Reagan’s Other Legacy

IN THE FALL of 1981, Ronald Reagan placed a phone call from the Oval Office to a lawyer named Jesse Eschbach. Reagan had decided to nominate Eschbach to the federal bench and was calling to ask him to serve. Would he serve! Of course! Judge Eschbach later wrote Reagan to express “my deep appreciation for your kindness and consideration in calling me. It was an experience our family will never forget.”

Jesse Eschbach was one of the 382 judges Ronald Reagan appointed. That was (and remains) a record number for one president. With his choices, Reagan filled almost half of the sitting federal judiciary.

Reagan made similar calls to most of his nominees. That was a Reagan innovation. The phone calls indicated how much Reagan cared about judicial selection. So did the process he instituted for vetting nominees. Reagan was the first president to bring serious candidates for the bench to Washington for extensive interviewing. More than 1,000 prospects made the trip.

Reagan had the same interest in judicial selection as his Democratic hero, Franklin D. Roosevelt, did. Presidents who served between them often saw judgeships in terms of patronage–of political favors to be dispensed. But both Roosevelt and Reagan understood judicial selection as an opportunity to influence the path of the law.

Both men felt that way because both had complaints about where the law had been going. Both contended for judges who would exercise restraint. In Reagan’s case, he objected to the tendency of courts to declare rights not found in the text or history of the Constitution. To Reagan, the 1973 case of Roe v. Wade, which declared the abortion right, was the most notorious example of what a court shouldn’t do.

Reagan thus initiated through his judicial selection an important argument about the proper role of the courts. The issue has dominated the politics of judicial selection ever since, with the two parties now firmly on opposite sides. The nominees fought over have included ones designated not only for the Supreme Court but also for the lower courts.

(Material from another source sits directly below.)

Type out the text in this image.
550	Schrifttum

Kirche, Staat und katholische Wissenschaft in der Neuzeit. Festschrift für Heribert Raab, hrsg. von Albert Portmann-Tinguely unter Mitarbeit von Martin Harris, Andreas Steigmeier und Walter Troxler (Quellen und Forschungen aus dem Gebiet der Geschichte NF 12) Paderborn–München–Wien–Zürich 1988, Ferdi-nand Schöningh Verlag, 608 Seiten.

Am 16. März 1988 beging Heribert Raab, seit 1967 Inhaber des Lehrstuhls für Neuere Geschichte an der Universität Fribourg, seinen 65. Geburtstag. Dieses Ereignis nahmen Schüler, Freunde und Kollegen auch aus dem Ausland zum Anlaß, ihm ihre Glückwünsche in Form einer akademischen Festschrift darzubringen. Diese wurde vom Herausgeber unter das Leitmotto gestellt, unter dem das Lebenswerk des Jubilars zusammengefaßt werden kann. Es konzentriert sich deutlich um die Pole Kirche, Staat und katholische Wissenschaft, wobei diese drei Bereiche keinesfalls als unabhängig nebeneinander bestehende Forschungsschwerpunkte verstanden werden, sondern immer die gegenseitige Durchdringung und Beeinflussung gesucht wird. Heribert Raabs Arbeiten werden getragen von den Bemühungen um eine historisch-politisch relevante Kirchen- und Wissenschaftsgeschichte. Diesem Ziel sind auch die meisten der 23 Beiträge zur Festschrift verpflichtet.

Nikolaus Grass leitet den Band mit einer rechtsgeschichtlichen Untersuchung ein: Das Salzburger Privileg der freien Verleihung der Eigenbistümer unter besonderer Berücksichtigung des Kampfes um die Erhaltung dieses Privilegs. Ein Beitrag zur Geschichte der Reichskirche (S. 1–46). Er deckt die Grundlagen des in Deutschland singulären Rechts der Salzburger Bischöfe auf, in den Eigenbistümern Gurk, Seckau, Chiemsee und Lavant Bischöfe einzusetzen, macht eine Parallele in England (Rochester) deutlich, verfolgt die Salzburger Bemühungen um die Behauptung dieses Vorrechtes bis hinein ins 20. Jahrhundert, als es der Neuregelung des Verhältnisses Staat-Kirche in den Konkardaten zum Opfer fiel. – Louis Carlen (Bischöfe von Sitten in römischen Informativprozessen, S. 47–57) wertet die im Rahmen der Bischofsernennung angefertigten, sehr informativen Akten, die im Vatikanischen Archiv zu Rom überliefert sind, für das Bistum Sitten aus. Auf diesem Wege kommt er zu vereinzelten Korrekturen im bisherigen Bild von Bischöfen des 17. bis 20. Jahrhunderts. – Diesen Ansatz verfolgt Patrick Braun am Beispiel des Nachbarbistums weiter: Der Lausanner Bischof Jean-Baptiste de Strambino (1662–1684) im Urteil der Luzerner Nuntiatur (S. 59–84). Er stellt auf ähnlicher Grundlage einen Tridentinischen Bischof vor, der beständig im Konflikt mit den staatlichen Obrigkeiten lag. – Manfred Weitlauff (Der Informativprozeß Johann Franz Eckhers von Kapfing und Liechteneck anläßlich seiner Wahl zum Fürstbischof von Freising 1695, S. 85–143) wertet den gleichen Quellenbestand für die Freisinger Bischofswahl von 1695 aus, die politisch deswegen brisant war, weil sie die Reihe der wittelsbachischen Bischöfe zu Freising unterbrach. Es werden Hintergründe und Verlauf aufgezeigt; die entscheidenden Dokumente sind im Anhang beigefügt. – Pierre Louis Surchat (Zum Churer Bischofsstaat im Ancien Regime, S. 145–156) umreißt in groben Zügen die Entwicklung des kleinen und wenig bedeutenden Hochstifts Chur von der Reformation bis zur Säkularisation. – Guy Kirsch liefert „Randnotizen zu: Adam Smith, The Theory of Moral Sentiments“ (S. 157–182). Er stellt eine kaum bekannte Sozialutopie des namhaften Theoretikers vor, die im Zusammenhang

Reagan managed to get most of his nominees confirmed when Republicans held the Senate, as was the case through 1986. But when Democrats regained control in 1987, his batting average declined.

That Congress established the importance to judicial selection of divided government. George H.W. Bush faced a Democratic Senate, and Bill Clinton, for six of his eight years, a Republican Senate. Both presidents would have seen more nominees confirmed had their parties been in the majority.

Today, you can’t presume that same-party control of the presidency and the Senate means that a president is going to see his nominees approved. Senate Democrats, though in the minority, have routinely resorted to filibusters to block votes on Bush nominees who otherwise would have been confirmed. Reagan never experienced a Democratic filibuster, though in 1986–when the judges’ wars started to heat up–his aides thought one might be tried.

Reagan had opportunities to change the direction of the Supreme Court. In 1981, he appointed Sandra Day O’Connor. In 1986, when he chose William Rehnquist as chief justice, he backfilled by selecting Antonin Scalia. And then, in 1988, the Bork nomination having failed a year earlier, he appointed Anthony Kennedy.

Reagan biographer Lou Cannon has written that Reagan was “more successful in judicial selection than in any other area of domestic governance.” Liberals take satisfaction that he wasn’t more successful. Had Robert Bork been confirmed, the court likely would have overruled Roe and moved generally in a more conservative direction.

Ten years have passed since a president (Bill Clinton) got to pick a justice (Stephen Breyer). The record for the number of years between new appointees is 11, set between 1812 and 1823. The advanced age of some justices and the fact that they have well exceeded the average length of service are reasons to think there could be a vacancy–or two or three–during the next presidential term. In which case the argument over the role of the courts will be joined once again.